For a digital persona platform, user satisfaction is tightly linked to how responsive and on‑point the assistant feels in both chat and voice. Lower vector dimensions reduce tail latency for retrieval, which directly shortens the time to first token and makes voice conversations feel more natural and less “robotic pause” heavy.

At the same time, users expect the persona to recall their uploaded knowledge accurately, which means any optimization that saves cost must not degrade retrieval quality or introduce hallucinations. Voyage‑3.5‑lite’s retrieval‑focused design allows MyClone to hit this balance: high‑fidelity grounding with a much lighter retrieval stack.

Product-Level Benefits for MyClone :

From a product and business perspective, the embedding migration unlocks several advantages:

Better UX at scale: Faster responses improve perceived intelligence and trust, especially in voice interactions where humans are highly sensitive to delay.
Lower infra cost per persona: 3× storage savings and faster queries mean cheaper vector DB and compute, allowing MyClone to host more user knowledge for the same budget.
Headroom for richer features: Freed-up latency and cost can be reinvested into deeper RAG pipelines, more reranking, or multi‑step reasoning without exceeding user latency budgets.
Future flexibility: Voyage‑3.5‑lite supports multiple dimensions and quantization schemes (e.g., int8, binary), opening the door to further optimizations like ultra‑cheap archival memory or hybrid binary‑plus‑float retrieval strategies.

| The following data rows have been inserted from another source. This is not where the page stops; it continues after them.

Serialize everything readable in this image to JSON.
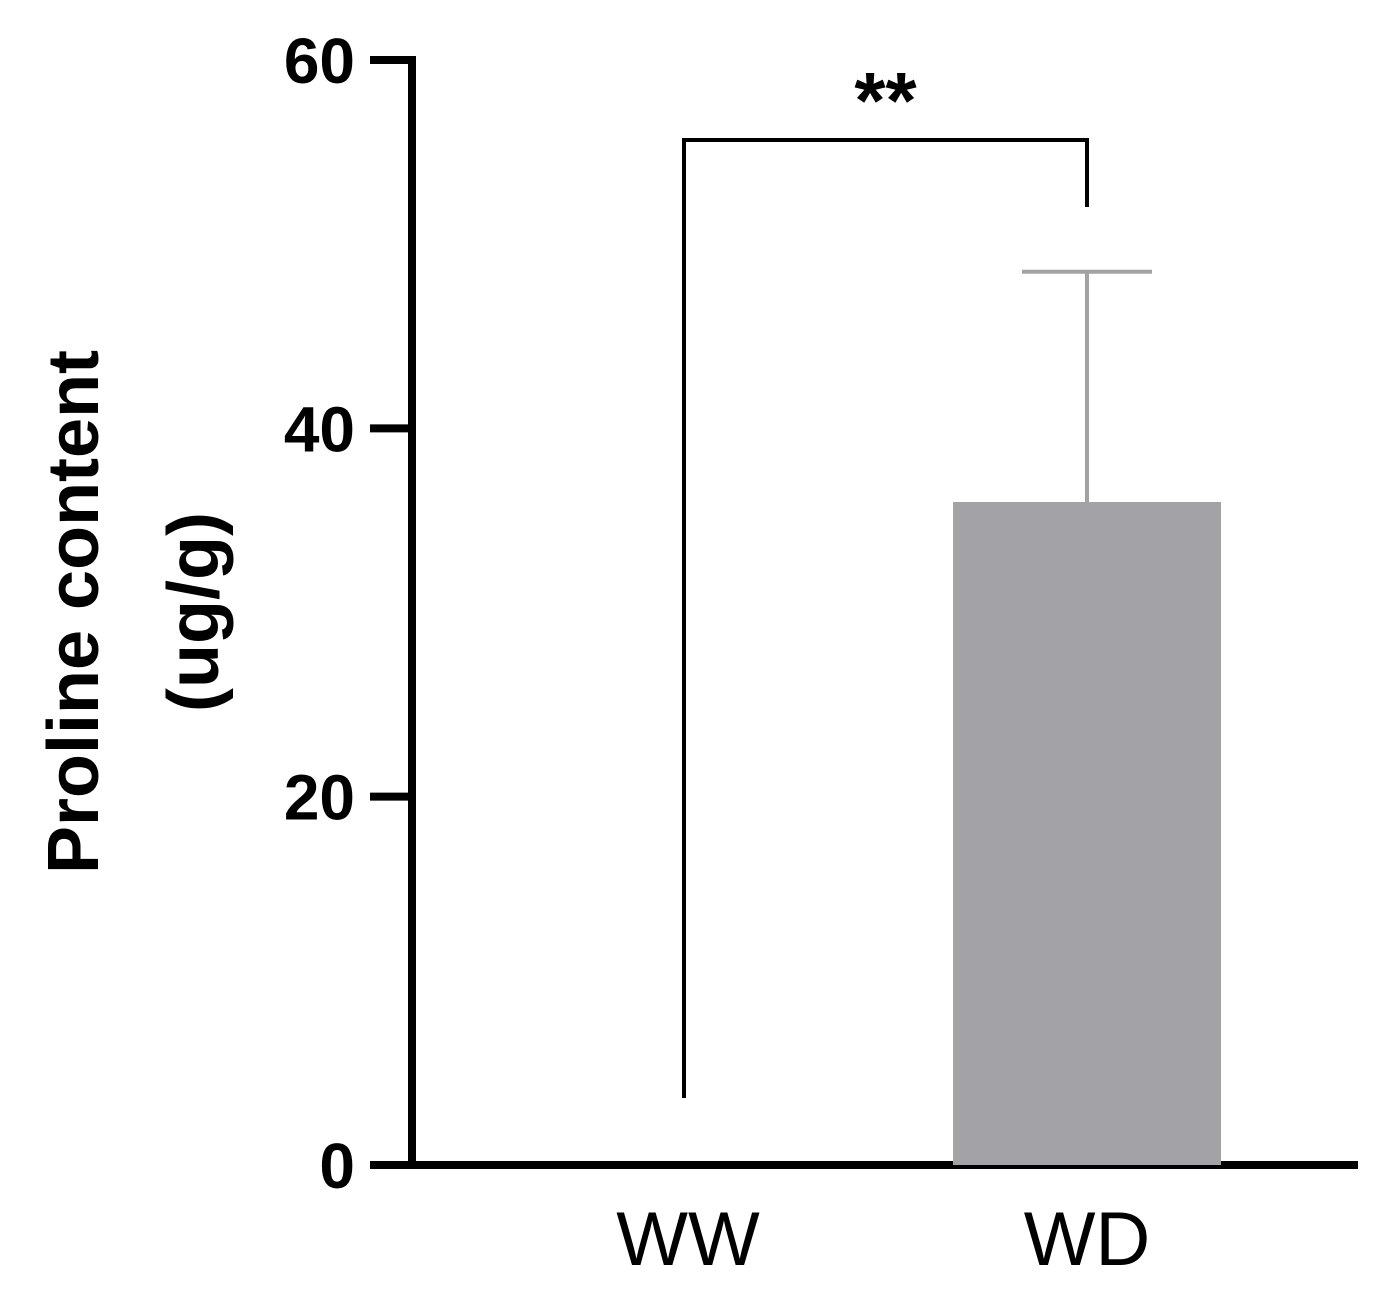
{
  "chart_data": {
    "type": "bar",
    "categories": [
      "WW",
      "WD"
    ],
    "values": [
      0,
      36
    ],
    "error_bars": [
      0,
      12.5
    ],
    "ylabel_line1": "Proline content",
    "ylabel_line2": "(ug/g)",
    "xlabel": "",
    "title": "",
    "ylim": [
      0,
      60
    ],
    "yticks": [
      0,
      20,
      40,
      60
    ],
    "ytick_labels": [
      "0",
      "20",
      "40",
      "60"
    ],
    "grid": false,
    "legend": "none",
    "significance": {
      "label": "**",
      "between": [
        "WW",
        "WD"
      ]
    },
    "colors": {
      "bar_fill": "#a3a2a7",
      "error_bar": "#a3a2a7",
      "axis": "#000000",
      "bracket": "#000000"
    }
  }
}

For MyClone, these gains compound: each user’s digital persona can reference more documents, answer faster, and operate more cheaply—while staying faithful to the user’s own voice, style, and knowledge.

Strategic Takeaways :

The shift from OpenAI’s 1536‑dim embeddings to Voyage‑3.5‑lite 512‑dim embeddings shows how embedding choice is a product decision, not just an infra detail. By aligning the embedding model with the needs of high‑scale RAG—fast, cost‑efficient retrieval with strong semantic quality—MyClone improved both user experience and unit economics in one move.

As RAG systems mature, embedding models like Voyage‑3.5‑lite that are explicitly optimized for flexible dimensions, quantization, and retrieval quality will increasingly become the default for latency‑sensitive, knowledge‑heavy products like digital personas.